Ottawa Citizen

Federal ministers weighed down by too many staff

Just how effective are larger teams, asks Mark Johnson.

- Mark Johnson is a general counsel who has worked in the private and public sectors. He was a Conservati­ve candidate in Toronto in the 2021 federal election.

Chrystia Freeland has 46. Marc Miller has 25. Mark Holland has 25. Bill Blair has 21. Eisenhower, at the height of the Second World War, had 24. Personal staff.

Why would Defence Minister Bill Blair, overseeing our tiny military during peacetime, need almost as many staff as Eisenhower, supreme commander of the Allies in Europe in 1944? This is in addition to the staff support Blair receives from department­al and military officials.

A little bit of online digging reveals that it's much the same across the oversized 40-member federal cabinet. Canadians should ask tough questions about the bloated staff numbers in our ministers' offices and their effects on our national decisions.

Cabinet ministers need political advice, decision support and executive assistance that is prohibited for politicall­y neutral public servants. Perhaps the 24/7 news cycle and increased stakeholde­r demands on today's ministers necessitat­e a few more staffers than in previous eras. Let's concede that. But how many political staff does a minister legitimate­ly need? Are the numbers now so large that leadership effectiven­ess is compromise­d?

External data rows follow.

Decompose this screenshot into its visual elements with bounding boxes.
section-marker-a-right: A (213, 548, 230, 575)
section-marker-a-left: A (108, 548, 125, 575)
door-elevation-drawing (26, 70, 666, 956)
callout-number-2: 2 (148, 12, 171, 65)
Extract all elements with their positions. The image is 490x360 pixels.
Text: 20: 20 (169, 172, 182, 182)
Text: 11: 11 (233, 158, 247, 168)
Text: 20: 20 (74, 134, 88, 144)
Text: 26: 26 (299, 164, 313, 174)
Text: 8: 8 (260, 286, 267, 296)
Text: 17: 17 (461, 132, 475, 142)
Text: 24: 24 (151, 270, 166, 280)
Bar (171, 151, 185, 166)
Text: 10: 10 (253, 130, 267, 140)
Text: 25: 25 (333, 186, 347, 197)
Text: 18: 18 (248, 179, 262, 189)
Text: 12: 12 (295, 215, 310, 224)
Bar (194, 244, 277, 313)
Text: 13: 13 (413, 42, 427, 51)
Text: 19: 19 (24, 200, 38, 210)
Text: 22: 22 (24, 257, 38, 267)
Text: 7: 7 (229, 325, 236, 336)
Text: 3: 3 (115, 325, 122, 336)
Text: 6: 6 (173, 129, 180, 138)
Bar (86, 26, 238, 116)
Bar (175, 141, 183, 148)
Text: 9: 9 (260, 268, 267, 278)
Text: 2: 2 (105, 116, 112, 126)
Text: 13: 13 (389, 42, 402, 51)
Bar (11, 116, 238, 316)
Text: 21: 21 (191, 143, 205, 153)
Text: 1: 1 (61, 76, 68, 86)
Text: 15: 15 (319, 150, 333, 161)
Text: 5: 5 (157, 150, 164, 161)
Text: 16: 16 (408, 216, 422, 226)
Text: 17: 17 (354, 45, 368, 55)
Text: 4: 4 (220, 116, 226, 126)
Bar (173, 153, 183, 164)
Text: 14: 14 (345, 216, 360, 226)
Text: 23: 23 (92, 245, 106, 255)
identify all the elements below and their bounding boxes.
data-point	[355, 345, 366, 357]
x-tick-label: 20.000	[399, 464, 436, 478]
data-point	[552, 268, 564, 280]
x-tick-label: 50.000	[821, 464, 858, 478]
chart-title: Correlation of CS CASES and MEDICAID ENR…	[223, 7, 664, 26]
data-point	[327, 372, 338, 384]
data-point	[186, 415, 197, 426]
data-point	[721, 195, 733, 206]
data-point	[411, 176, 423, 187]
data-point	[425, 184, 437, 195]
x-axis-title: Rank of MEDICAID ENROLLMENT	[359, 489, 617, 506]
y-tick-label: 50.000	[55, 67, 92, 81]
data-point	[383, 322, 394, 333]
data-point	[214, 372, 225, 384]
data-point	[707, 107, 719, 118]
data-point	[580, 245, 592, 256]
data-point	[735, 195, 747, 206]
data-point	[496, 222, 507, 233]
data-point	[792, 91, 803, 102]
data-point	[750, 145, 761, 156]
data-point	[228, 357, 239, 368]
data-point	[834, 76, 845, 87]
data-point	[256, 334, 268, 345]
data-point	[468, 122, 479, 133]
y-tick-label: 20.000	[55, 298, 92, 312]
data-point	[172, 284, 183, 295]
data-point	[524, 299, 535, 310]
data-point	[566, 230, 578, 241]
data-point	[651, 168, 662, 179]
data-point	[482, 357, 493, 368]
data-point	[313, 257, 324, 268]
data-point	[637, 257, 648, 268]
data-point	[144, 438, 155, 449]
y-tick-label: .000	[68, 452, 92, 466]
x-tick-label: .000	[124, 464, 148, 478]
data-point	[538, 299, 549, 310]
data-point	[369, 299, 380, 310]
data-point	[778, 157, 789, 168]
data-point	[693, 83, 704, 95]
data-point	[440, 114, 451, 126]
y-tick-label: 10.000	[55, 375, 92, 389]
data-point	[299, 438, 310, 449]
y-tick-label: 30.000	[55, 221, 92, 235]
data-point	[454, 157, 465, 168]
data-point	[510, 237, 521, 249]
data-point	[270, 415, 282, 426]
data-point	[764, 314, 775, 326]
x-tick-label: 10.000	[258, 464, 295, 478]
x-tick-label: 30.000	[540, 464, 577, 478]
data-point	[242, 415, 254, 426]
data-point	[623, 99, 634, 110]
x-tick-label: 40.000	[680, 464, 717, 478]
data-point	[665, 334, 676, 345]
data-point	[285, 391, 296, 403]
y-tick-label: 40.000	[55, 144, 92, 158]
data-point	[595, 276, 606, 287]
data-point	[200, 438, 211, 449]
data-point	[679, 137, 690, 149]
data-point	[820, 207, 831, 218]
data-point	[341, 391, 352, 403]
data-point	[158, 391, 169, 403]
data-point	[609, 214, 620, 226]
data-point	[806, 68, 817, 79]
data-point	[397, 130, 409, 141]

Here are some numbers, as of March, that might surprise you. Marci Ien, minister of women, gender equality and youth, has five policy advisers, four regional advisers, three parliament­ary assistants and two communicat­ions advisers among her team of 19. Holland, minister of health — a field that is almost exclusivel­y provincial, to the point where the federal government's role is basically to wire money to the provinces — has nine policy advisers, four regional advisers and five communicat­ions advisers in his entourage of more than two dozen. Freeland has an absurd 21 regional advisers, 10 policy advisers and six communicat­ions people.

This is in addition to the policy, media and outreach personnel provided to each minister by their respective department­s. For example, the Department of Finance has branches dedicated to fiscal, economic, tax and social policy, each with advisers and analysts, whose very job is to provide expert advice to the minister.

Being political animals themselves, these ministers should be savvy enough to politicall­y assess their own decisions without the need for a platoon of partisan advisers. Moreover, they also have scores of caucus colleagues who can provide feedback, not to mention their own caucus research office, which provides them with research, communicat­ions and administra­tive services.

At what point do teams become too large to function effectivel­y? Adding people increases capacity and output to a point, but soon becomes counterpro­ductive.

Efforts spent on recruitmen­t, onboarding, training, disseminat­ion of knowledge and refereeing competing personalit­ies and goals rise dramatical­ly. More and more attention is focused on internal disputes and collaborat­ion problems instead of outward-facing strategic decisions and outcomes. Things get complicate­d. Actual work doesn't get done.

The management literature on optimal team size is abundant. Jacques Neatby, a leadership team expert, also describes the demoralizi­ng effect that an oversized leadership team has on subordinat­es. In The Ballooning Executive Team in the Harvard Business Review, he warns, “As CEOS add more members to their team, each one fighting to see his/her priorities prevail, conflict at the top becomes more visible. With the lack of collaborat­ion at the top in plainer sight, staff below are less likely to collaborat­e across units and they may begin to question the quality of their organizati­on's leadership.”

Brooks' Law for software developmen­t holds that adding people to an already late project makes it even later. Ramp-up time, additional management duties, communicat­ions co-ordination, cliques, integratio­n challenges and getting in each other's way all make things worse.

Minding and worrying about a massive political team, many of whom are barely out of school, assuredly detracts from the minister's important work of addressing national issues. Supersized staff — too many people with their fingers in too many things — pestering the public servants who are actually working the problems, does not make for good government. There's no persuasive management reason for Freeland's 21 regional advisers or Blair having staff numbers comparable to Eisenhower in 1944.

It's time to streamline our ministers' offices.